The project is also trialling gulley sensors, which detect both silt levels and water flow. ‘We have sensor probes that go down and measure the silt and the water. And we have contactless sensors that measure water levels. It’s mounted under the grille.

'It sends a signal down and can measure how deep the water is. We have to go in beforehand to do depth measurements. We measure the depths of the outlet pipes and from that they can start sending that data through. But again it comes back to compare and contrast: is it important to measure the silt levels? We like to think it is, but then again the data might not bear that out. And then once we’ve got the data, how can that be translated for operational efficiencies?’

Like other projects, Suffolk’s Live Lab is interested not just in what individual sensors can tell it but in finding a way of collating and displaying information to make it accessible to decision-makers.
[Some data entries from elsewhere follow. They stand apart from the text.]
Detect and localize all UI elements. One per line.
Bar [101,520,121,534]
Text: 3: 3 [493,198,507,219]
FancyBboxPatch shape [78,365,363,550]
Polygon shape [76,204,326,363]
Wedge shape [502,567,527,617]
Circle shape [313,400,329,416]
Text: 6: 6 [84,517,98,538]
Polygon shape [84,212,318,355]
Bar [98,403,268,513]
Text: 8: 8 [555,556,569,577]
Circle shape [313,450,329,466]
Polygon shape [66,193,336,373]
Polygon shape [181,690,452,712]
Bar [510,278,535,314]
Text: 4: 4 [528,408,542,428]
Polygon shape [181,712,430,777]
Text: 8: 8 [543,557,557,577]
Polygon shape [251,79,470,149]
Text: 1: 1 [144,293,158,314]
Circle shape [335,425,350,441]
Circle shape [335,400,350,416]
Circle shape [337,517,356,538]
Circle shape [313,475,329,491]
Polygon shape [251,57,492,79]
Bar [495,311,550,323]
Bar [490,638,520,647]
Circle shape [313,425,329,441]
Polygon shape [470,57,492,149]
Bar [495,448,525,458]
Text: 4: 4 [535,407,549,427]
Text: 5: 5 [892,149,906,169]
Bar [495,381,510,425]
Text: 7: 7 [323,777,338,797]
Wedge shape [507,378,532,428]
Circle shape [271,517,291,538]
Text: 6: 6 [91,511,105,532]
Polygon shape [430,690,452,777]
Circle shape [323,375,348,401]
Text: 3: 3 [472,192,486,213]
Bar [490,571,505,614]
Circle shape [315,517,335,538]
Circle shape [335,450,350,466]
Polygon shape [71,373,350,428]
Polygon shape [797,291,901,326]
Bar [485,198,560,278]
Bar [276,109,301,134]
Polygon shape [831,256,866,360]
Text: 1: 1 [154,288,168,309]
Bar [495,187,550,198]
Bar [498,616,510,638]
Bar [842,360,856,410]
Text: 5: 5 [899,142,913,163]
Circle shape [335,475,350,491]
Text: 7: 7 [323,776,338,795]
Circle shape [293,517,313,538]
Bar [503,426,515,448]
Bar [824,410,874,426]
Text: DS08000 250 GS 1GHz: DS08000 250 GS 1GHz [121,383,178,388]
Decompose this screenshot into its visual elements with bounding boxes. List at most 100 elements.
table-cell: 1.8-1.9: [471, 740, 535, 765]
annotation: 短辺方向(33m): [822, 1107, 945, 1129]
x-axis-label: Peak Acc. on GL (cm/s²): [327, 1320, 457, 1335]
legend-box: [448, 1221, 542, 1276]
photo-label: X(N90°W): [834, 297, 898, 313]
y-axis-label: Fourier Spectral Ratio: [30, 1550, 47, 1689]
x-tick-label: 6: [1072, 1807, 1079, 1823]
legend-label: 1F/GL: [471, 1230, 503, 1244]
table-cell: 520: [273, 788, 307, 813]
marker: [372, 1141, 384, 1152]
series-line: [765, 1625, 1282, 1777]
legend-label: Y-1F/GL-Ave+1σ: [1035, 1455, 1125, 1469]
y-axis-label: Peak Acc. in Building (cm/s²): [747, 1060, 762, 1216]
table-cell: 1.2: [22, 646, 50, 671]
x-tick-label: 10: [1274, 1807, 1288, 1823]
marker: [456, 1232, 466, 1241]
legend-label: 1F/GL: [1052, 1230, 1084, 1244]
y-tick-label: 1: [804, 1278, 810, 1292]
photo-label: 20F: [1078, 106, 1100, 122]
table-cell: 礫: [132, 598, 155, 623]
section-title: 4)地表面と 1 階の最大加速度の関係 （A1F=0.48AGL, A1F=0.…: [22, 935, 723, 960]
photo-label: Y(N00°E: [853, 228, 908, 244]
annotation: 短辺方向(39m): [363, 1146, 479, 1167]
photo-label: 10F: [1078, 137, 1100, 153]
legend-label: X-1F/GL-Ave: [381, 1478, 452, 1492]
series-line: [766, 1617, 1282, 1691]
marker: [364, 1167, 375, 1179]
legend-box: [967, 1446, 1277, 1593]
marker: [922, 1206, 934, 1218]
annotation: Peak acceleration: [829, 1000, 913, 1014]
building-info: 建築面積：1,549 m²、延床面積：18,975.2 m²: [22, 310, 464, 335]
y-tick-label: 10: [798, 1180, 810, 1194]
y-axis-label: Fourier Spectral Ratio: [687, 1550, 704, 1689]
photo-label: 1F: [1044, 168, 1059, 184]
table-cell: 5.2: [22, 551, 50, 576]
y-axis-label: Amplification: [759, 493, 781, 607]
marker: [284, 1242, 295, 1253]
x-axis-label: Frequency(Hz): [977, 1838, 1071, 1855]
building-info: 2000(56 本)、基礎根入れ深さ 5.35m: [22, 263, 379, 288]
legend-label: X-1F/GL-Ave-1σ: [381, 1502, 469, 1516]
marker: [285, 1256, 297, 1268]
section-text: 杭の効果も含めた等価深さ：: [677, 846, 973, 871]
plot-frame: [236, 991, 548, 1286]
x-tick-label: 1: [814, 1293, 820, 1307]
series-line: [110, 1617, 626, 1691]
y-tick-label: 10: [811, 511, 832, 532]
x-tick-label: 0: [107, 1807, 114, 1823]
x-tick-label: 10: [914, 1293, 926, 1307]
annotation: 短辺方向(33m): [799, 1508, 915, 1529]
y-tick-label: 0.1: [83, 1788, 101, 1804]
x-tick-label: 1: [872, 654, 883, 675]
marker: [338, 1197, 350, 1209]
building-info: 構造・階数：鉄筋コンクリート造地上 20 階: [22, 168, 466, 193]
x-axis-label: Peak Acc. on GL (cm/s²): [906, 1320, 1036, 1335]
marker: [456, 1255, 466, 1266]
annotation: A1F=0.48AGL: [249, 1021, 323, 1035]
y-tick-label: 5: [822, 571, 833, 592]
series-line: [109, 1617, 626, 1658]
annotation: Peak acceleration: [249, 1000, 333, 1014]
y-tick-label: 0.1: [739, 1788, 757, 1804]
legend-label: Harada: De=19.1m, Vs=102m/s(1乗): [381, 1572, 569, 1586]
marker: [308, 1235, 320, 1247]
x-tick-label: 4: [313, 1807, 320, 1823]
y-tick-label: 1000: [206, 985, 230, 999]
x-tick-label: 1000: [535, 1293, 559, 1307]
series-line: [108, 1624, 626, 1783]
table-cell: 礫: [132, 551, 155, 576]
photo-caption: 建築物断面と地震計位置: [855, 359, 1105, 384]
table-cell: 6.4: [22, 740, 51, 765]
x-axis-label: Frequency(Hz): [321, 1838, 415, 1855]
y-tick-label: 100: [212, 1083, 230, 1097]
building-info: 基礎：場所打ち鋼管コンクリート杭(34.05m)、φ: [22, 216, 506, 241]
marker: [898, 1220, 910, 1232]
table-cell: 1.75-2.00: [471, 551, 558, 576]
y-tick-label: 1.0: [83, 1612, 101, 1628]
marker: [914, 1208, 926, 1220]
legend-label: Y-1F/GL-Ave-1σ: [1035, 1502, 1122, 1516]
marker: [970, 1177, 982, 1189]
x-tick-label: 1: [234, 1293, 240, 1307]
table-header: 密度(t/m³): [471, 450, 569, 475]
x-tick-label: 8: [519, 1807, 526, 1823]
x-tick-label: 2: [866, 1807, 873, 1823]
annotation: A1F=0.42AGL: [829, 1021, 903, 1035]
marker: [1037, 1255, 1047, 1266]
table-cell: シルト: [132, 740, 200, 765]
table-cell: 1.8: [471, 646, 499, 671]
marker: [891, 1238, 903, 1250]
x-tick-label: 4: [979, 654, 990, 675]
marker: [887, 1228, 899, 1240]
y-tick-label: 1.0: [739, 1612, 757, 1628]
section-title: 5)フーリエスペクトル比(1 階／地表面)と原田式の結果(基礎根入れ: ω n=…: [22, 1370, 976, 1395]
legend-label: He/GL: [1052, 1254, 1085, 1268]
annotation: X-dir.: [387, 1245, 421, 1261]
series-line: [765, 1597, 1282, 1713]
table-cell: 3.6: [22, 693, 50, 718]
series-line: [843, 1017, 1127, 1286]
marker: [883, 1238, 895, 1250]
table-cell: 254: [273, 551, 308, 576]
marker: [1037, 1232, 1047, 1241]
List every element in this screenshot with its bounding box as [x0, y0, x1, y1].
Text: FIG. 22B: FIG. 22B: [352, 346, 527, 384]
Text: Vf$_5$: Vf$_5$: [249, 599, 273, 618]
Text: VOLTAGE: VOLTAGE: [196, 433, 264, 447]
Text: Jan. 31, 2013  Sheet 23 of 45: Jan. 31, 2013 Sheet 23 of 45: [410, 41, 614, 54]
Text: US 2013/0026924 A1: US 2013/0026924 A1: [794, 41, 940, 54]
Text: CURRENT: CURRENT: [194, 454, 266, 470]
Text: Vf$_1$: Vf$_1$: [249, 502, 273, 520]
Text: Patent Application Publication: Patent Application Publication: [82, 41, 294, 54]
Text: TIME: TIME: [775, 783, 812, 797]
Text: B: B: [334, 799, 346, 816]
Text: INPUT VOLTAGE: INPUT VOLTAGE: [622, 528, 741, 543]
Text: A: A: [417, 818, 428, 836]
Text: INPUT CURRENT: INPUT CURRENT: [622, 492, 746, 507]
‘We are working with Meteo Group to see how we can ingest that data onto their dashboard. One of the important things throughout the whole of our project is that all these different sensors seem to have their own dashboard.

'And I don’t think as officers we have the time to go to every single dashboard to look at what each sensor is doing. An important point of the project is working with BT, as one of our key partners, they have designed and developed a single dashboard and they are then going to address all the different sensors, all the data, into one place. And that is obviously a key component of what we’re doing.’

The strapline really is: ‘Trying to revolutionise the services we deliver. That’s a key thing we are looking at through all this – how we can benefit the services to the public while also increasing operational efficiencies.’